Und das Wunder geschah.
Im letzten Moment, als schon alle glaubten, der Drache müsse auf dem Boden zerschmettern, breitete Rangarig die Flügel aus, warf sich herum und fing seinen Sturz mit einer gewaltigen Kraftanstrengung wieder auf. Kaum einen Meter über dem Boden glitt er dahin, stieß plötzlich wieder in die Höhe und schraubte sich mit einer schier unmöglich erscheinenden Bewegung an seinem Gegner vorbei und über ihn. Als die Drachenmaschine die Bewegung nachvollziehen wollte, schoß eine gewaltige Feuerlohe aus Rangarigs Maul und hüllte sie ein.
Kim schloß geblendet die Augen, als das mechanische Ungeheuer in einem grellorangefarbenen Blitz explodierte. In weitem Umkreis regnete es Asche und weißglühende Trümmerstücke zu Boden.
»Er hat es geschafft!« jubelte Priwinn. »Er hat ihn vernichtet! Kim! Gorg! Wir sind gerettet!« Jubelnd sprang er herum, umarmte Kim und machte sogar Anstalten, einen der Zwerge an sich zu drücken, ehe er im letzten Augenblick begriff, wen er da vor sich hatte, und den Gnom angewidert wieder in den Schlamm stieß.
Kim war nicht ganz so freudig gestimmt wie der Steppenprinz. Voller Sorge betrachtete er Rangarig.

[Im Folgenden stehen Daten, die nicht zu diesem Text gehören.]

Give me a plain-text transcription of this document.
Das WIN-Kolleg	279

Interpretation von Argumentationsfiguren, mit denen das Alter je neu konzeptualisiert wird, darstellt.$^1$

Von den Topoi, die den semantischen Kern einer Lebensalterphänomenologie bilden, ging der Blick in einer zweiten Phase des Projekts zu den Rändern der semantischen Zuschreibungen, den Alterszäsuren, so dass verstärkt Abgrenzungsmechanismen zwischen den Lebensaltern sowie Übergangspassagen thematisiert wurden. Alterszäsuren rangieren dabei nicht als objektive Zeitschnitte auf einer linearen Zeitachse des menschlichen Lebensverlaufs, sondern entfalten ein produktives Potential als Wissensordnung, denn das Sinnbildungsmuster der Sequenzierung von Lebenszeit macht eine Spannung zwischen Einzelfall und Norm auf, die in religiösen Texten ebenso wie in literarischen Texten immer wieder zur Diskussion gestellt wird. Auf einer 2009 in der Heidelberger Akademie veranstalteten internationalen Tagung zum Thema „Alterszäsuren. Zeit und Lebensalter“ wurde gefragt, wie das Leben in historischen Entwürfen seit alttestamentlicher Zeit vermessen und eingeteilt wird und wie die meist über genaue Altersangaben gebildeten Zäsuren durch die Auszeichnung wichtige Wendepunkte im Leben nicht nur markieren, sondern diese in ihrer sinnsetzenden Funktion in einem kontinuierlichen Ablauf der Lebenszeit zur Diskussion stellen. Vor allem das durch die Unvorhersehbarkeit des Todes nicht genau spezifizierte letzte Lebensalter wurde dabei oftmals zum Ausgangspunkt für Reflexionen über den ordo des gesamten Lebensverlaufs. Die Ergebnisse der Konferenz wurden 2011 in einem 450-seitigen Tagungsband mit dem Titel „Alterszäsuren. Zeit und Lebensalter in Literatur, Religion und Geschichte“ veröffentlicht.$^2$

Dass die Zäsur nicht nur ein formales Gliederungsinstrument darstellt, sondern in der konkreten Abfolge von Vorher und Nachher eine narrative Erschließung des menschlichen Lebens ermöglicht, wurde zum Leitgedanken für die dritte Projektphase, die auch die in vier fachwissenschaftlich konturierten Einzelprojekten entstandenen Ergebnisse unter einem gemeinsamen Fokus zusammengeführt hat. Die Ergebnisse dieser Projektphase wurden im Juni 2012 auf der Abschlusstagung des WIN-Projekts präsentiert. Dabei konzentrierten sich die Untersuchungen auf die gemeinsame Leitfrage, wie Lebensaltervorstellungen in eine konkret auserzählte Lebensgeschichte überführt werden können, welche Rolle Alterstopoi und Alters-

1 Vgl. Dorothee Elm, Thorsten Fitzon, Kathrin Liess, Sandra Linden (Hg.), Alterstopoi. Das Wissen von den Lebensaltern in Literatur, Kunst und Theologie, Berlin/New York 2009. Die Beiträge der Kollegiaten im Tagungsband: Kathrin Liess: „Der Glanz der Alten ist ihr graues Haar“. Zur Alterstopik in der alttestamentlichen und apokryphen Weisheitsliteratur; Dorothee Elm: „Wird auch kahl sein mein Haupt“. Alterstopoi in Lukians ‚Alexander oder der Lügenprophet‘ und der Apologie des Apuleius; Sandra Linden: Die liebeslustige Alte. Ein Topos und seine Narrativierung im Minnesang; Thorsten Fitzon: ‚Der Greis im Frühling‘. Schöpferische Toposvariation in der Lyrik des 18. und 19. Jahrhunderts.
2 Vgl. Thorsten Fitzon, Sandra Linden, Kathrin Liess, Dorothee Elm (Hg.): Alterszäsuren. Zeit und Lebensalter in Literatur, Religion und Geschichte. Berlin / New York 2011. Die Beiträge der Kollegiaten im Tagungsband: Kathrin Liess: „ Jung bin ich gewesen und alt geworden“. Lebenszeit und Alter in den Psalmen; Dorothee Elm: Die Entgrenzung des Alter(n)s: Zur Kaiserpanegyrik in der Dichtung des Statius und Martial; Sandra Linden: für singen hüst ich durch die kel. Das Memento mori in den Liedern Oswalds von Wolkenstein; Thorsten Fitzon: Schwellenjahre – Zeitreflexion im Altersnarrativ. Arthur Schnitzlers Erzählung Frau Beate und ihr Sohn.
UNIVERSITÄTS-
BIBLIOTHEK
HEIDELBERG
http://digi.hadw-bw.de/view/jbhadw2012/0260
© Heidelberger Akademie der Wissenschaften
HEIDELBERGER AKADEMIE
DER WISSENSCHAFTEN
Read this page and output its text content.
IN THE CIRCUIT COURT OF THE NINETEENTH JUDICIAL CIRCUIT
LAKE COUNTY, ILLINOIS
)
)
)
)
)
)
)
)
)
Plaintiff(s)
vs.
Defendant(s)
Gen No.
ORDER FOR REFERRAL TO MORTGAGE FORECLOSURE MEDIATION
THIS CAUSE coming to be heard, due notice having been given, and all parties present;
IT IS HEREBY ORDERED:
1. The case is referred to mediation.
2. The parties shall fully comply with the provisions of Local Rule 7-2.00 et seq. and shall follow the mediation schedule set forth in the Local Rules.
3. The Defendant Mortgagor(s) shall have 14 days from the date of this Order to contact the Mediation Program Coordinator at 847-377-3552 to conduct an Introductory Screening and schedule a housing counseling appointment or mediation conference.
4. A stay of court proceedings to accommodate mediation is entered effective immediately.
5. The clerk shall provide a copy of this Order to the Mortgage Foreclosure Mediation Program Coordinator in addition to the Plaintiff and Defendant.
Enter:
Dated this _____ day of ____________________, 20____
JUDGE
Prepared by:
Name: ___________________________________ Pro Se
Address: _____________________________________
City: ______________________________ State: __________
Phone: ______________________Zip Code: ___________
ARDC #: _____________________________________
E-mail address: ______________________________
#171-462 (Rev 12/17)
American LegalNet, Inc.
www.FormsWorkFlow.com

Der Golddrache torkelte. Seine Bewegungen wurden immer unsicherer. Er verlor an Höhe, drohte abermals abzustürzen und kam mit einem schwerfälligen Flügelschlagen noch einmal hoch. Aber er konnte seinen Kurs nicht mehr halten und beschrieb einen kren Zickzack am Himmel. Kim konnte sehen, daß aus seinen Schwingen große Stücke herausgerissen waren. Und überall zwischen seinen goldenen Schuppen waren große, blutige Wunden.
Priwinn wurde plötzlich wieder ernst und sagte an Jarrn gewandt: »Und jetzt - wie sagtest du gerade so treffend? Vielleicht können wir ja noch einmal über alles reden?« Jarrn starrte ihn haßerfüllt an. »Was willst du?« fauchte er. »Ich habe keinen Streit mit dir.«
»Aber ich mit dir«, antwortete Priwinn. »Und ich rate dir, mach keine Schwierigkeiten, sonst wirst du gleich erfahren, wie sich dein Blechfreund da oben gefühlt hat.«
»Ich fürchte, das erfahren wir gleich alle«, rief Bröckchen. Priwinn betrachtete ihn eine Sekunde lang stirnrunzelnd - und dann flog sein Kopf mit einem Ruck in den Nacken, als er begriff, was das Tierchen meinte.
Rangarig hatte aufgehört, wie betrunken in der Luft herumzutorkeln. Er schoß wie ein Pfeil heran, die Schwingen eng an den Körper angelegt, mit aufgerissenem Maul und weit geöffneten Krallen! »Zerreißen!« brüllte er. »Töten! Ja! Jaaa!«
Wahrscheinlich war es einzig der Umstand, daß der Drache zu Tode erschöpft und halb von Sinnen vor Schmerz und Zorn war, der ihnen allen das Leben rettete. Die Freunde stürzten in verschiedene Richtungen davon, und auch die Zwerge suchten kreischend das Weite, soweit ihre Fesseln dies zuließen, aber Rangarig war viel zu schnell, als daß dies noch irgend etwas genutzt hätte. Kim hatte noch nicht einmal richtig begriffen, was überhaupt geschah, da war der Drache auch schon über ihnen.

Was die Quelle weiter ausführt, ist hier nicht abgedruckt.